PewDiePie : un rêve macronien
Daniel Schneidermann - - Le matinaute - 56 commentaires Télécharger la videoTélécharger la version audio
C'est un rêve macronien. Une petite entreprise en forte croissance :
6,7 millions d'euros de recettes en 2014 (soit une croissance de plus de 50% par rapport à 2013). La TPE n'ayant quasiment aucun frais, ces recettes représentent à peu près son bénéfice net. Son PDG et actionnaire unique est âgé de 26 ans. Il est fier de l'argent qu'il gagne, parce qu'il travaille dur. Il admet que l'on estime sa réussite injuste, mais n'en est pas particulièrement troublé. Si ce n'était pas lui, ce serait un autre.
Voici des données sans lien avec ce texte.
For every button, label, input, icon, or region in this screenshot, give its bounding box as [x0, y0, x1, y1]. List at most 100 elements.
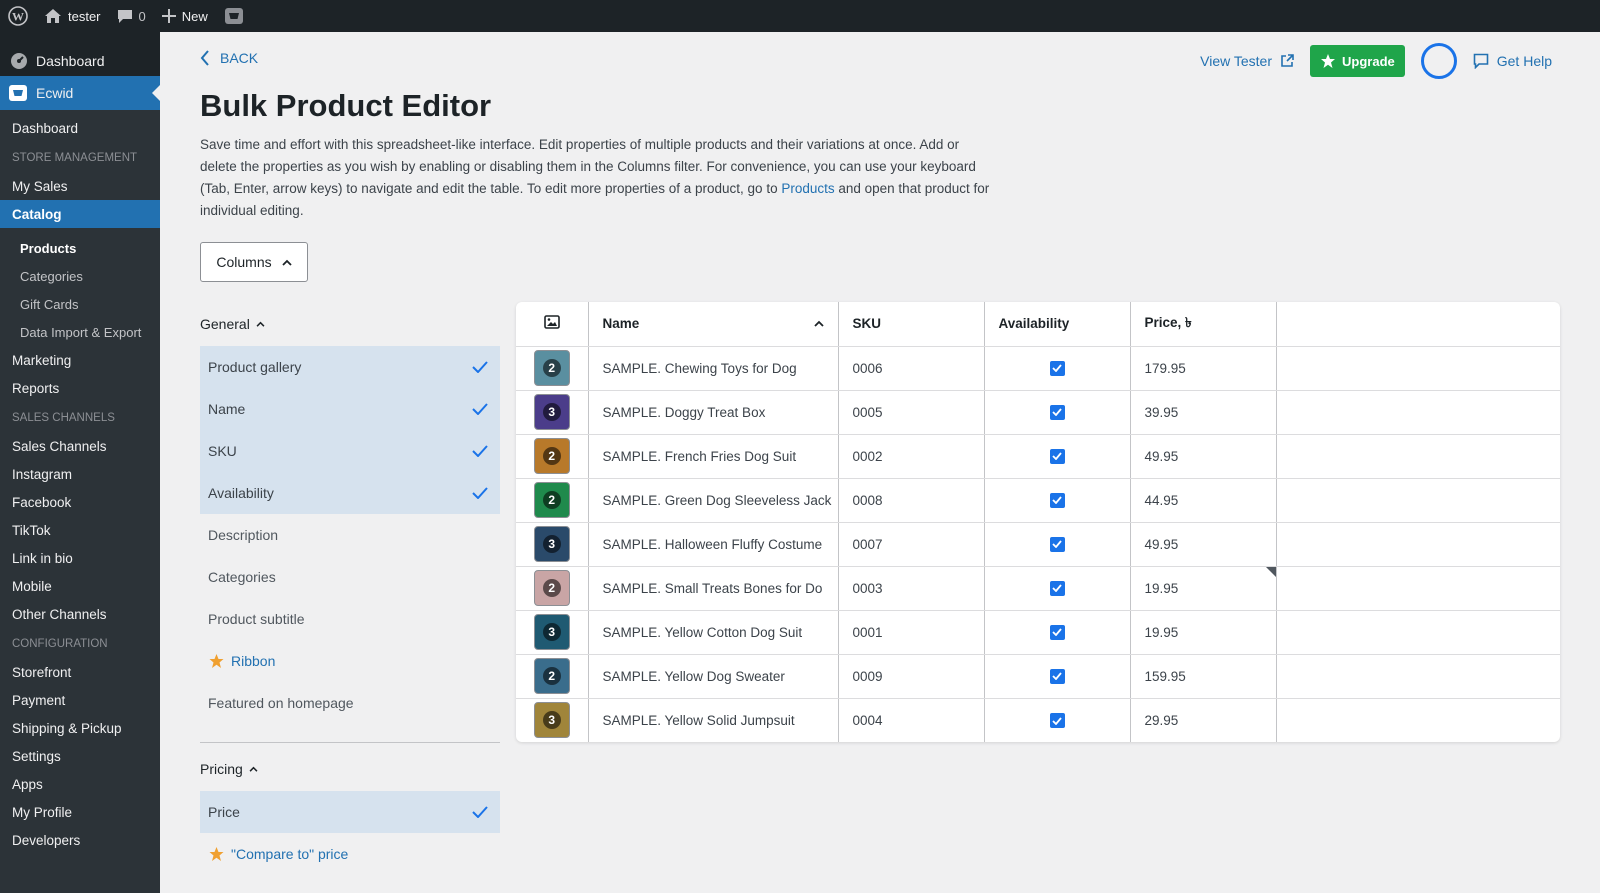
column-option[interactable]: Product subtitle — [200, 598, 500, 640]
new-content-link[interactable]: New — [154, 0, 216, 32]
pricing-group-toggle[interactable]: Pricing — [200, 755, 500, 783]
sidebar-item-my-profile[interactable]: My Profile — [0, 798, 160, 826]
availability-checkbox[interactable] — [1049, 668, 1065, 684]
column-option[interactable]: Product gallery — [200, 346, 500, 388]
product-name-cell[interactable]: SAMPLE. Yellow Cotton Dog Suit — [588, 610, 839, 655]
product-thumbnail-cell[interactable]: 3 — [516, 522, 589, 567]
sku-column-header[interactable]: SKU — [838, 302, 985, 347]
product-name-cell[interactable]: SAMPLE. French Fries Dog Suit — [588, 434, 839, 479]
products-link[interactable]: Products — [781, 181, 834, 196]
sidebar-item-link-in-bio[interactable]: Link in bio — [0, 544, 160, 572]
availability-checkbox[interactable] — [1049, 624, 1065, 640]
availability-checkbox[interactable] — [1049, 404, 1065, 420]
price-column-header[interactable]: Price, ৳ — [1130, 302, 1277, 347]
availability-checkbox[interactable] — [1049, 448, 1065, 464]
name-column-header[interactable]: Name — [588, 302, 839, 347]
availability-checkbox[interactable] — [1049, 536, 1065, 552]
site-home-link[interactable]: tester — [36, 0, 109, 32]
availability-cell[interactable] — [984, 566, 1131, 611]
price-cell[interactable]: 39.95 — [1130, 390, 1277, 435]
ecwid-toolbar-link[interactable] — [216, 0, 252, 32]
product-thumbnail-cell[interactable]: 2 — [516, 346, 589, 391]
sku-cell[interactable]: 0008 — [838, 478, 985, 523]
price-cell[interactable]: 49.95 — [1130, 522, 1277, 567]
sku-cell[interactable]: 0006 — [838, 346, 985, 391]
column-option[interactable]: Availability — [200, 472, 500, 514]
price-cell[interactable]: 179.95 — [1130, 346, 1277, 391]
product-name-cell[interactable]: SAMPLE. Green Dog Sleeveless Jack — [588, 478, 839, 523]
sku-cell[interactable]: 0009 — [838, 654, 985, 699]
sidebar-item-other-channels[interactable]: Other Channels — [0, 600, 160, 628]
column-option[interactable]: "Compare to" price — [200, 833, 500, 875]
availability-cell[interactable] — [984, 390, 1131, 435]
gallery-column-header[interactable] — [516, 302, 589, 347]
product-thumbnail-cell[interactable]: 2 — [516, 478, 589, 523]
price-cell[interactable]: 19.95 — [1130, 610, 1277, 655]
view-store-link[interactable]: View Tester — [1200, 53, 1294, 69]
price-cell[interactable]: 159.95 — [1130, 654, 1277, 699]
price-cell[interactable]: 29.95 — [1130, 698, 1277, 742]
get-help-link[interactable]: Get Help — [1473, 53, 1552, 69]
sidebar-item-sales-channels[interactable]: Sales Channels — [0, 432, 160, 460]
availability-cell[interactable] — [984, 654, 1131, 699]
availability-column-header[interactable]: Availability — [984, 302, 1131, 347]
column-option[interactable]: SKU — [200, 430, 500, 472]
comments-link[interactable]: 0 — [109, 0, 154, 32]
product-name-cell[interactable]: SAMPLE. Halloween Fluffy Costume — [588, 522, 839, 567]
columns-filter-button[interactable]: Columns — [200, 242, 308, 282]
sidebar-item-products[interactable]: Products — [0, 234, 160, 262]
availability-cell[interactable] — [984, 434, 1131, 479]
sku-cell[interactable]: 0002 — [838, 434, 985, 479]
product-name-cell[interactable]: SAMPLE. Doggy Treat Box — [588, 390, 839, 435]
general-group-toggle[interactable]: General — [200, 310, 500, 338]
product-name-cell[interactable]: SAMPLE. Small Treats Bones for Do — [588, 566, 839, 611]
sidebar-item-payment[interactable]: Payment — [0, 686, 160, 714]
sidebar-item-developers[interactable]: Developers — [0, 826, 160, 854]
price-cell[interactable]: 49.95 — [1130, 434, 1277, 479]
sidebar-item-tiktok[interactable]: TikTok — [0, 516, 160, 544]
sidebar-item-data-import-export[interactable]: Data Import & Export — [0, 318, 160, 346]
sidebar-item-dashboard[interactable]: Dashboard — [0, 114, 160, 142]
product-thumbnail-cell[interactable]: 2 — [516, 654, 589, 699]
sidebar-item-marketing[interactable]: Marketing — [0, 346, 160, 374]
availability-cell[interactable] — [984, 610, 1131, 655]
upgrade-button[interactable]: Upgrade — [1310, 45, 1405, 77]
availability-cell[interactable] — [984, 522, 1131, 567]
sidebar-item-reports[interactable]: Reports — [0, 374, 160, 402]
price-cell[interactable]: 19.95 — [1130, 566, 1277, 611]
sku-cell[interactable]: 0005 — [838, 390, 985, 435]
sidebar-item-my-sales[interactable]: My Sales — [0, 172, 160, 200]
availability-cell[interactable] — [984, 346, 1131, 391]
sidebar-item-mobile[interactable]: Mobile — [0, 572, 160, 600]
sidebar-item-facebook[interactable]: Facebook — [0, 488, 160, 516]
sidebar-item-gift-cards[interactable]: Gift Cards — [0, 290, 160, 318]
back-link[interactable]: BACK — [200, 50, 258, 66]
sku-cell[interactable]: 0001 — [838, 610, 985, 655]
availability-checkbox[interactable] — [1049, 360, 1065, 376]
product-thumbnail-cell[interactable]: 2 — [516, 566, 589, 611]
price-cell[interactable]: 44.95 — [1130, 478, 1277, 523]
column-option[interactable]: Featured on homepage — [200, 682, 500, 724]
sidebar-item-dashboard[interactable]: Dashboard — [0, 46, 160, 76]
availability-checkbox[interactable] — [1049, 580, 1065, 596]
column-option[interactable]: Categories — [200, 556, 500, 598]
product-thumbnail-cell[interactable]: 3 — [516, 610, 589, 655]
availability-cell[interactable] — [984, 478, 1131, 523]
availability-cell[interactable] — [984, 698, 1131, 742]
sidebar-item-catalog[interactable]: Catalog — [0, 200, 160, 228]
product-thumbnail-cell[interactable]: 3 — [516, 698, 589, 742]
sidebar-item-settings[interactable]: Settings — [0, 742, 160, 770]
product-name-cell[interactable]: SAMPLE. Chewing Toys for Dog — [588, 346, 839, 391]
sidebar-item-instagram[interactable]: Instagram — [0, 460, 160, 488]
sku-cell[interactable]: 0007 — [838, 522, 985, 567]
sku-cell[interactable]: 0003 — [838, 566, 985, 611]
availability-checkbox[interactable] — [1049, 713, 1065, 728]
product-thumbnail-cell[interactable]: 2 — [516, 434, 589, 479]
column-option[interactable]: Description — [200, 514, 500, 556]
product-name-cell[interactable]: SAMPLE. Yellow Dog Sweater — [588, 654, 839, 699]
sidebar-item-ecwid[interactable]: Ecwid — [0, 76, 160, 110]
sidebar-item-storefront[interactable]: Storefront — [0, 658, 160, 686]
product-thumbnail-cell[interactable]: 3 — [516, 390, 589, 435]
sku-cell[interactable]: 0004 — [838, 698, 985, 742]
wordpress-logo-icon[interactable]: W — [0, 0, 36, 32]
Felix Arvid Ulf Kjellberg, donc, est suédois. Il est plus connu sous le nom de PewDiePie. Sa profession ? Youtubeur jeux vidéo. Il se filme en train de jouer, il met en ligne les vidéos de ses parties, et les internautes le regardent jouer. Nous avons consacré à l'émergence de ce nouveau secteur plusieurs articles (ici sur le rachat par Amazon de la plateforme spécialisée Twitch) et émissions (ici sur les secrets des coulisses du métier de Youtubeur). A l'heure où l'on écrit, ses vidéos ont été vues 8 milliards de fois, ce qui explique ses excellents résultats. Felix joue-t-il mieux que les autres ? Pas forcément. Mais il a néanmoins un secret, un talent. "Sa peur et les cris qu'il pousse, ainsi que sa manière de jouer, ont fait sa réputation" indique sa notice Wikipedia. Il est vrai que ses cris sont particulièrement expressifs, comme on peut s'en faire une idée dans cette sélection.
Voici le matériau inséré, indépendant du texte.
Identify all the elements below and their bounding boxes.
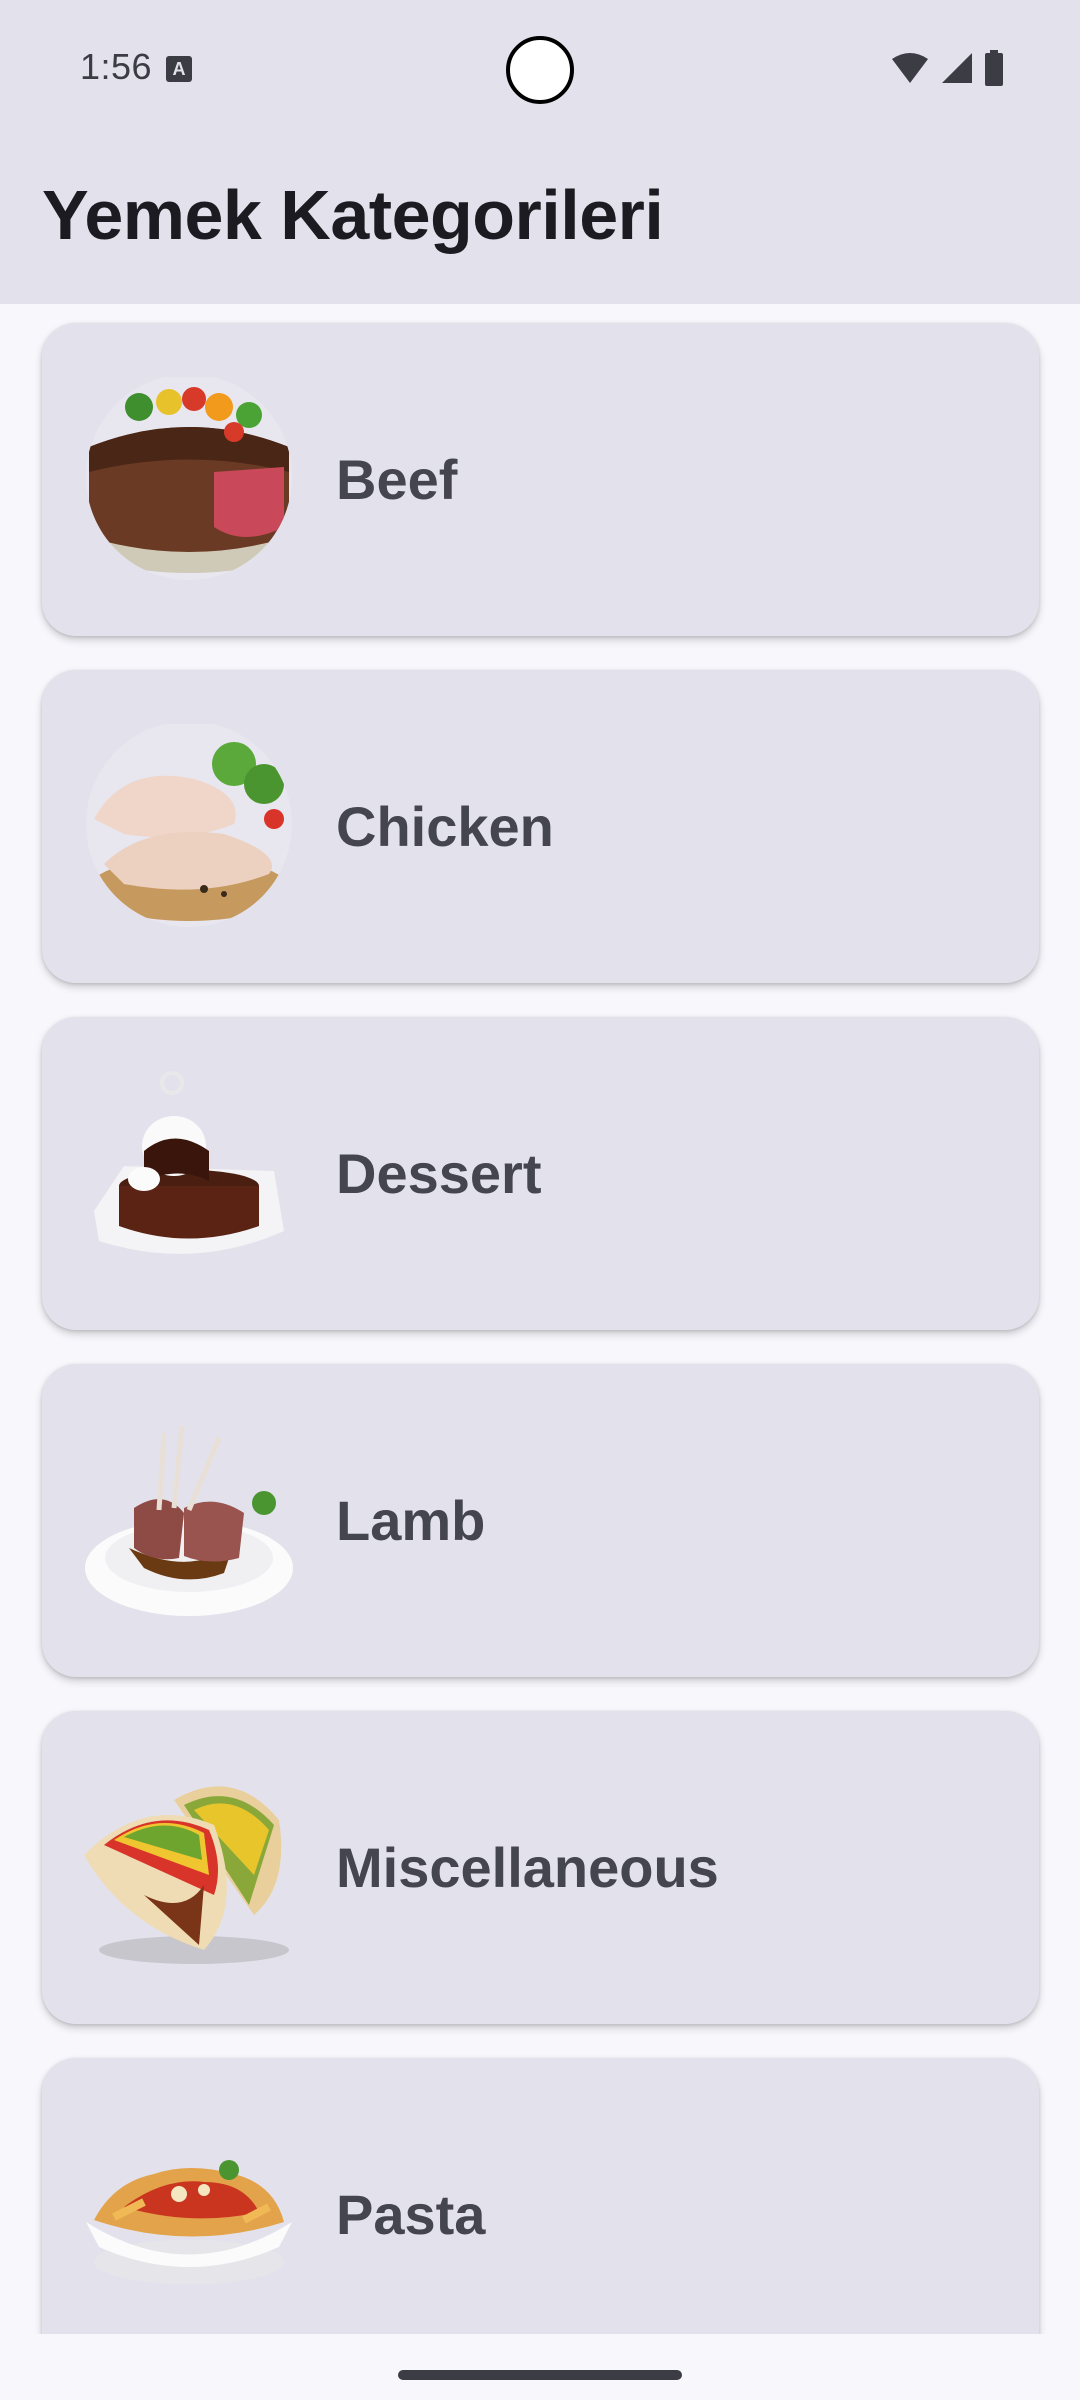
chicken-image xyxy=(86,724,292,927)
wifi-icon xyxy=(892,53,928,83)
status-bar: 1:56 A xyxy=(0,0,1080,135)
page-title: Yemek Kategorileri xyxy=(42,176,664,254)
beef-image xyxy=(86,377,292,580)
battery-icon xyxy=(985,50,1003,86)
category-label: Dessert xyxy=(336,1142,542,1205)
category-label: Beef xyxy=(336,448,458,511)
home-indicator[interactable] xyxy=(398,2370,682,2380)
app-bar: Yemek Kategorileri xyxy=(0,135,1080,304)
signal-icon xyxy=(942,53,972,83)
status-icons xyxy=(890,50,1004,86)
category-label: Chicken xyxy=(336,795,554,858)
category-label: Pasta xyxy=(336,2183,486,2246)
app-screen: 1:56 A Yemek Kategorileri Beef Chicken D… xyxy=(0,0,1080,2400)
lamb-image xyxy=(85,1425,293,1616)
category-card-pasta[interactable]: Pasta xyxy=(42,2058,1039,2334)
dessert-image xyxy=(94,1071,284,1254)
a-icon: A xyxy=(166,56,192,82)
category-label: Lamb xyxy=(336,1489,486,1552)
category-card-dessert[interactable]: Dessert xyxy=(42,1017,1039,1330)
category-list[interactable]: Beef Chicken Dessert Lamb Miscellaneous … xyxy=(0,304,1080,2334)
camera-cutout xyxy=(506,36,574,104)
category-card-chicken[interactable]: Chicken xyxy=(42,670,1039,983)
category-card-beef[interactable]: Beef xyxy=(42,323,1039,636)
category-card-miscellaneous[interactable]: Miscellaneous xyxy=(42,1711,1039,2024)
pasta-image xyxy=(86,2160,292,2284)
category-label: Miscellaneous xyxy=(336,1836,719,1899)
status-time: 1:56 xyxy=(80,46,153,87)
miscellaneous-image xyxy=(84,1786,289,1964)
navigation-bar xyxy=(0,2334,1080,2400)
category-card-lamb[interactable]: Lamb xyxy=(42,1364,1039,1677)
Si PewDiePie a forcé depuis hier les portes de la presse généraliste mondiale, c'est parce que Facebook retentit de cris d'effroi devant la révélation du montant de ses recettes 2014 (à noter que nous aussi, avons publié nos excellents résultats la semaine dernière, mais cette révélation, allez savoir pourquoi, n'a pas connu le même impact).
Pour répondre à l'effroi mondial, Felix a enregistré...une video. "De nombreuses personnes ont été choquées, mais aussi très, très énervées. Ils pensent que c’est injuste, que je passe mon temps assis sur mon cul à crier devant mon écran" reconnait-il. Et dans un rire : "ce qui est vrai". La spontanéité de ce rire : Felix n'est même pas cynique. Il s'inscrit dans le paysage vertigineux du post-cynisme. Il est probable qu'une bonne partie des "haters" de Facebook sont sans doute les mêmes qui contribuent au succès de PewDiePie en regardant ses vidéos en boucle, et qui regarderont en boucle sa video d'aveux, accroissant d'autant ses résultats 2015. Il est probable que Felix en rira.
Et alors ? Alors rien. Le phénomène PewDiePie défie toute analyse, tout jugement. PewDiePie n'a pas volé son argent. Si l'on ne saisit pas clairement ce qu'il apporte à son public, il est certain qu'il ne retire rien à personne. Rien à juger, rien à comprendre. Ici aussi on se heurte, comme disait quelqu'un à propos d'autre chose, à "l'obscénité absolue du projet de comprendre". Simplement, en termes purement économiques, on peut regretter que l'énergie dégagée par les "haters" ne se traduise pas en belle et bonne croissance. On attend avec impatience l'émergence de Youtubeurs de youtubeurs de jeux vidéo, qui regarderont les youtubeurs youtuber, et créeront ainsi, eux aussi, de la croissance. Il n'est peut-être pas trop tard pour encourager l'éclosion, en France, des talents dans ce domaine. Il n'est peut-être pas trop tard pour rajouter un article à la loi Macron.